São filhos da impotência os rockets caseiros que os militantes do Hamas,
encurralados em Gaza, disparam com desleixada pontaria sobre as terras que
tinham sido palestinianas e que a ocupação israelita usurpou. E o desespero, à
orla da loucura suicida, é a mãe das ameaças que negam o direito à existência
de Israel, gritos sem nenhuma eficácia, enquanto a muito eficaz guerra de
extermínio está a negar, desde há muitos anos, o direito à existência da
Palestina. Já pouca Palestina resta. Pouco a pouco, Israel está a apagá-la do
mapa.
Os colonos invadem,
e, depois deles, os soldados vão corrigindo a fronteira. As balas sacralizam o
despojo, em legítima defesa. Não há guerra agressiva que não diga ser guerra
defensiva. Hitler invadiu a Polónia para evitar que a Polónia invadisse a
Alemanha. Bush invadiu o Iraque para evitar que o Iraque invadisse o mundo. Em
cada uma das suas guerras defensivas, Israel engoliu outro pedaço da Palestina,
e os almoços continuam. O repasto justifica-se pelos títulos de propriedade que
a Bíblia outorgou, pelos dois mil anos de perseguição que o povo judeu sofreu,
e pelo pânico que geram os palestinianos à espreita.

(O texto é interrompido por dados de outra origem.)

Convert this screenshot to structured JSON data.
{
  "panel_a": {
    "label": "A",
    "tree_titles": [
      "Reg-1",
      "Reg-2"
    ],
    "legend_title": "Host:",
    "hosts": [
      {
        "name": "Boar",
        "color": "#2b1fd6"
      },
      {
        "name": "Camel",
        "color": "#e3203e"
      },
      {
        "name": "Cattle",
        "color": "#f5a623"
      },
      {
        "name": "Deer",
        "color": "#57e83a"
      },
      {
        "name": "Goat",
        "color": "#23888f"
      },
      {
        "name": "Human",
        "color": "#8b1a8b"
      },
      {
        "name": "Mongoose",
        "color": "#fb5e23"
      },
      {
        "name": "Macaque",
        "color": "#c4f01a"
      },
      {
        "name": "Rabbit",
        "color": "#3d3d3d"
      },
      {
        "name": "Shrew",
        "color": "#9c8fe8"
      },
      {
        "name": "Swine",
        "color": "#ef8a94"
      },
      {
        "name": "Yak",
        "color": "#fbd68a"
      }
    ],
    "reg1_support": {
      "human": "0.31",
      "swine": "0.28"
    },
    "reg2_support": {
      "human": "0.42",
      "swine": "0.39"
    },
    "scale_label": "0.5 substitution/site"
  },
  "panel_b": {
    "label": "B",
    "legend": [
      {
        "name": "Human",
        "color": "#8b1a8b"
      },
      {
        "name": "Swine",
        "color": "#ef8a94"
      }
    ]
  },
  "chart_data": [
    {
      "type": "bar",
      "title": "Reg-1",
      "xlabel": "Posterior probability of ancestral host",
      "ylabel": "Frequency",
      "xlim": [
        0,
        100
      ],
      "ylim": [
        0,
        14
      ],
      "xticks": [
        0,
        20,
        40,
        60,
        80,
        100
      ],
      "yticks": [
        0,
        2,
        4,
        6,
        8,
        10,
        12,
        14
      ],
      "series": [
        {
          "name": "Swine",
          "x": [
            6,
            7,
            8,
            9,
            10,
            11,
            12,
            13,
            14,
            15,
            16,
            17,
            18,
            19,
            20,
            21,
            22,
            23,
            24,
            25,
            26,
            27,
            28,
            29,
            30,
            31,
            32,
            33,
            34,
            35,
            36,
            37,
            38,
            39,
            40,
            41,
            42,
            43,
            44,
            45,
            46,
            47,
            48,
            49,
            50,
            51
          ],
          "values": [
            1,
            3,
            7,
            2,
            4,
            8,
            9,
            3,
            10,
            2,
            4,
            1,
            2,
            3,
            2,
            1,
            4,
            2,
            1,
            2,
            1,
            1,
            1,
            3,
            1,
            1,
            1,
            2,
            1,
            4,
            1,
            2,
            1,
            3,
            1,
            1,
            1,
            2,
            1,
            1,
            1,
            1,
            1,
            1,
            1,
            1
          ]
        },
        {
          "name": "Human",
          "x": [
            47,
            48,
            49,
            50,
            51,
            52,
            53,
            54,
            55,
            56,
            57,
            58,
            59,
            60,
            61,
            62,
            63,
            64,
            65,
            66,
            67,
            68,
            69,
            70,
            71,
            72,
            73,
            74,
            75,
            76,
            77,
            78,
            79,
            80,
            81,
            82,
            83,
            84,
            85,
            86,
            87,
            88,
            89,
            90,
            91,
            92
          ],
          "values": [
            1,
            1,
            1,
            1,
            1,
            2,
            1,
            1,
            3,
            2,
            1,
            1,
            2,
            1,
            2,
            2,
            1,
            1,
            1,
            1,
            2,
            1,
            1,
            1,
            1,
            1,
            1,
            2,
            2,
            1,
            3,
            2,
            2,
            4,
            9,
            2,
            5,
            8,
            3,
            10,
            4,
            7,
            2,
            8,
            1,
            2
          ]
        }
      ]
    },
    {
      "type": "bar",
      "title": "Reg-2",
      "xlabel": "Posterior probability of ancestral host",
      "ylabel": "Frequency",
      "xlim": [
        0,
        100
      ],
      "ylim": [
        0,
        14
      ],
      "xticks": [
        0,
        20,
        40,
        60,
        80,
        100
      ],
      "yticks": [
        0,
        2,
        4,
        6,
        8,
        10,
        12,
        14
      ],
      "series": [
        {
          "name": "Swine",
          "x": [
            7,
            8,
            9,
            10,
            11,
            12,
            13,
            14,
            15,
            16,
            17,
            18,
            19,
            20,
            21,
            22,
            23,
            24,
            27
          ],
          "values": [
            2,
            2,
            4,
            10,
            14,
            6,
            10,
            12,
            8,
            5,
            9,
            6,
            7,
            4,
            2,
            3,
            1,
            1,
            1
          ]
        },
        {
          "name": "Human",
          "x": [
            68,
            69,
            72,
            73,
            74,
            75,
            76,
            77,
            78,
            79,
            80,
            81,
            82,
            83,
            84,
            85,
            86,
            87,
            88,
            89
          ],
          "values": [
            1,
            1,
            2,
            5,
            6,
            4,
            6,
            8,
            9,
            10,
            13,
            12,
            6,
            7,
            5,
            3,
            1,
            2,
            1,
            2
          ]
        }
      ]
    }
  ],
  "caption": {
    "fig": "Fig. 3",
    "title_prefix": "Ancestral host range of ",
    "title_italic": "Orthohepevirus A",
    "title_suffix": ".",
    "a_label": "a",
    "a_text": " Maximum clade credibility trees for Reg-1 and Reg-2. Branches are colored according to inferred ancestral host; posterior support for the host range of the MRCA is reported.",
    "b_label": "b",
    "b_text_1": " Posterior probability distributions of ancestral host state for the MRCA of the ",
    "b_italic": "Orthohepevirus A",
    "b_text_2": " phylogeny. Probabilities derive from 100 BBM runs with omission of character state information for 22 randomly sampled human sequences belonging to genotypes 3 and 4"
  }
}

Israel é o país que jamais
cumpre as recomendações nem as resoluções das Nações Unidas, o que nunca acata
as sentenças dos tribunais internacionais, o que escarnece das leis
internacionais, e é também o único país que tem legalizado a tortura de
prisioneiros. Quem lhe presenteou o direito de negar todos os direitos? De onde
vem a impunidade com que Israel está a executar a matança em Gaza? O governo
espanhol não pôde bombardear impunemente o País Basco para acabar com a ETA,
nem o governo britânico pôde arrasar a Irlanda para liquidar o IRA. Talvez a
tragédia do Holocausto implique uma apólice de eterna impunidade? Ou essa luz
verde vem da potência 'manda chuva' que tem em Israel o mais incondicional dos
seus vassalos? O exército israelita, o mais moderno e sofisticado do mundo,
sabe quem mata. Não mata por erro. Mata por horror. As vítimas civis chamam-se
danos colaterais, segundo o dicionário de outras guerras imperiais.
Em Gaza, de cada
dez danos colaterais, três são meninos. E somam milhares os mutilados, vítimas
da tecnologia do esquartejamento humano, que a indústria militar está a ensaiar
com êxito nesta operação de limpeza étnica. E como sempre, sempre o mesmo: em Gaza,
cem a um. Por cada cem palestinianos mortos, um israelita. Gente perigosa,
adverte o outro bombardeamento, a cargo dos meios massivos de manipulação, que
nos convidam a achar que uma vida israelita vale tanto como cem vidas
palestinianas. E esses meios também nos convidam a achar que são humanitárias
as duzentas bombas atómicas de Israel, e que uma potência nuclear chamada Irão
foi a que aniquilou Hiroshima e Nagasaki.
A chamada
comunidade internacional, existe? É algo mais que um clube de mercadores, banqueiros
e guerreiros? É algo mais que o nome artístico que os Estados Unidos assumem
quando fazem teatro? Ante a tragédia de Gaza, a hipocrisia mundial destaca-se
uma vez mais. Como sempre, a indiferença, os discursos vazios, as declarações
ocas, as declamações altissonantes, as posturas ambíguas, rendem tributo à
sagrada impunidade. Ante a tragédia de Gaza, os países árabes lavam as mãos.
Como sempre. E como sempre, os países europeus esfregam as mãos.
A velha Europa, tão
capaz de beleza e de perversidade, derrama uma ou outra lágrima enquanto
secretamente celebra esta jogada de mestre. Porque a caça aos judeus foi sempre
um costume europeu, mas desde há meio século essa dívida histórica está a ser
cobrada aos palestinianos, que também são semitas e que nunca foram, nem são,
antissemitas. Eles estão a pagar, em sangue, na pele, uma conta alheia.
“Este artigo é dedicado aos meus amigos judeus assassinados pelas ditaduras latino americanas que Israel assessorou”
(Fonte: http://www.esquerda.net,
Tradução de Mariana Carneiro)
* Eduardo Galeano é um renomado escritor uruguaio,
historiador, literário e autor de obras como “As Veias Abertas da América
Latina” e da trilogia “Memória do Fogo”.
Infelizmente este historiador vive um conto de fadas, e não conhece nada sobre o assunto.